Davidson College Writing Competition

The Department of English urges all students and all years to submit your best work to our annual writing competitions: the R. Windley Hall, Charles Lloyd, the Vereen Bell competitions, and the newest named award, the Gibson Prize for Scholarly Writing. 

Each winning entry is selected by a distinguished external judge.

Submit Your Creative Work(s) for a Chance to Win Prizes!

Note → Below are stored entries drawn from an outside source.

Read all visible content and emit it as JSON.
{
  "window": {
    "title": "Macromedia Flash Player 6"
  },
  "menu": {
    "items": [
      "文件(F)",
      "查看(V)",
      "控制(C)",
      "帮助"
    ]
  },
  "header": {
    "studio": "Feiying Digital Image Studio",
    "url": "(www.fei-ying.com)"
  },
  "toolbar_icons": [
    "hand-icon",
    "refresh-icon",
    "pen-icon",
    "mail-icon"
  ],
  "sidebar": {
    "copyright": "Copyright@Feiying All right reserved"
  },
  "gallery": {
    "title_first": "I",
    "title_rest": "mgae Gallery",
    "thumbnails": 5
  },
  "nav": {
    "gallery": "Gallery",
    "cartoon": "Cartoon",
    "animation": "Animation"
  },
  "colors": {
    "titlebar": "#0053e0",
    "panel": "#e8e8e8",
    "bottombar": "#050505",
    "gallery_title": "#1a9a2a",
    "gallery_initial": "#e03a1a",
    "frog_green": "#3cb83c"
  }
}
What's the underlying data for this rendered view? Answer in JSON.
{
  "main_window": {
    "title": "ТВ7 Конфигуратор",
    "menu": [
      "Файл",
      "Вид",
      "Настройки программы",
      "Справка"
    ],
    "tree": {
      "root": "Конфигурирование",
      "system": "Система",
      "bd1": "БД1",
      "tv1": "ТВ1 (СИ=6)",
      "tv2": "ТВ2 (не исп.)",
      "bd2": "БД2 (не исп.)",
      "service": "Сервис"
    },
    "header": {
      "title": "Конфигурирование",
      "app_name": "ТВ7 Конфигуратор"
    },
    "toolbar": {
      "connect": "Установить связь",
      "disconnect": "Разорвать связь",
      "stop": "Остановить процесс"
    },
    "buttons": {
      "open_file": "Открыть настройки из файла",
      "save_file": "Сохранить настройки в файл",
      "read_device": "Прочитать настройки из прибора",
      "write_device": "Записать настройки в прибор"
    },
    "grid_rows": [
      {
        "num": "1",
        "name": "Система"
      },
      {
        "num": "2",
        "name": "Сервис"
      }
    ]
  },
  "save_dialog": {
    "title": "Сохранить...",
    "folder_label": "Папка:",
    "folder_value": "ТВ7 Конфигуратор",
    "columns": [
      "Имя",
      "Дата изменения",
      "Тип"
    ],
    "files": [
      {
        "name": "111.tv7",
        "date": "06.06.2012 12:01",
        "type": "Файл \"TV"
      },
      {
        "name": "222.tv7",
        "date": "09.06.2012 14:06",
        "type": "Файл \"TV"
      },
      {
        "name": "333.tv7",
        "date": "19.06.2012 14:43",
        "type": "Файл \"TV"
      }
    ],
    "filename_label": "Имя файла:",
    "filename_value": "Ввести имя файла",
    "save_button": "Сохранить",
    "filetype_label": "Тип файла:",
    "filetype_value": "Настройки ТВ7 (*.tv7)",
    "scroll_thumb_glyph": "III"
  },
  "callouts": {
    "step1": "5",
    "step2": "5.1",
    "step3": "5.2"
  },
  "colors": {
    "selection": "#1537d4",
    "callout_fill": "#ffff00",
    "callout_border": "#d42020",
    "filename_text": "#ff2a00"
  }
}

Writing Competition Categories

Fiction

Awarded to the best work of fiction by a Davidson student. Submit up to eight pages (if excerpted, indicate so) of any story written in 2022-2023. More than one story may be submitted, but the total page count may not exceed eight. If excerpted, say so.

Judged by Danielle Evans.

Creative Nonfiction

Awarded to the best work of creative nonfiction by a Davidson student in any discipline written in 2022-2023. The total page count may not exceed eight. If excerpted, say so.

Judged by Lilly Dancyger.

Poetry

Awarded to the best poetry by a Davidson student in any discipline written in 2022-2023. Submit up to eight poems written in 2022-2023. The total page count may not exceed eight.

Judged by Toby Altman.

Scholarship

Awarded to the best scholarly essay written by a Davidson student in any discipline in 2022-2023. The total page count may not exceed eight. If excerpted, say so.

Judged by Margaret Konkol.

Guidelines

  • Submit your work by Monday, March 27 at 5 p.m.
  • Work may have been written for any class, or on your own.
  • All work must be double-spaced.
  • You may enter 2 contests: one in creative writing (either fiction, creative nonfiction, or poetry), and another in scholarly writing.
  • All students submitting to these competitions must be available to attend the awards on the evening of Thursday, April 13 at 7 p.m. For questions about this requirement, contact Professor Parker @ amparker@davidson.edu.

Judges

Photo Judges
Toby Altman

Poetry: Toby Altman

Toby Altman is the author of Discipline Park (Wendy’s Subway, 2023) and Arcadia, Indiana (Plays Inverse, 2017). He has held fellowships from MacDowell, Millay Arts, and the National Endowment for the Arts. He teaches at Beloit College.

 

 


Lilly Dancyger

Creative Nonfiction: Lilly Dancyger

Lilly Dancyger is the author of Negative Space (2021), a reported and illustrated memoir selected by Carmen Maria Machado as a winner of the Santa Fe Writers Project Literary Awards; and the editor of Burn It Down (2019), a critically acclaimed anthology of essays on women's anger. She is currently at work on First Love, a collection of essays about the power and complexity of female friendship, forthcoming from The Dial Press. Lilly's writing has been published by Guernica, Literary Hub,The Rumpus, Longreads, The Washington Post, Playboy, Rolling Stone, and more. 


Fiction: Danielle Evans

Fiction: Danielle Evans

Danielle Evans is the author of the story collections The Office of Historical Corrections and Before You Suffocate Your Own Fool Self. Her first collection won the PEN American Robert W. Bingham Prize, the Hurston-Wright award for fiction, and the Paterson Prize for fiction; her second won the Janet Heidinger Kafka Prize and The Bridge Book Award. She is the 2021 winner of the Joyce Carol Oates Prize, a 2020 NEA fellow, and a 2011 National Book Foundation “5 under 35” honoree. Her stories have have been anthologized in The Best American Short Stories 2008, 2010, 2017, and 2018, and in New Stories From The South.

Evans received an MFA in fiction from the Iowa Writers Workshop; she currently teaches in The Writing Seminars at Johns Hopkins University.


Margaret Konkol

Scholarship: Margaret Konkol

Margaret Konkol is an assistant professor of Modern and Contemporary American Literature and Digital Humanities at Old Dominion University. Her work addresses questions about the role of nature and technology in shaping material life and changing ideas about poetry’s role in society. She has recently been named Director of mpark, a makerspace dedicated to expanding the impact of the humanities by supporting cross-disciplinary collaboration. Margaret is completing a book manuscript entitled For Everyone a Garden: Modern Poetry and Civic Space. Published essays appear in Feminist Modernist StudiesModernism/ModernityPaideuma: Modern and Contemporary Poetry and Poetics, and Textus. She has also published a co-edited collection of essays Modernism in the Green: Public Greens in Modern Literature and Culture (Routledge 2020).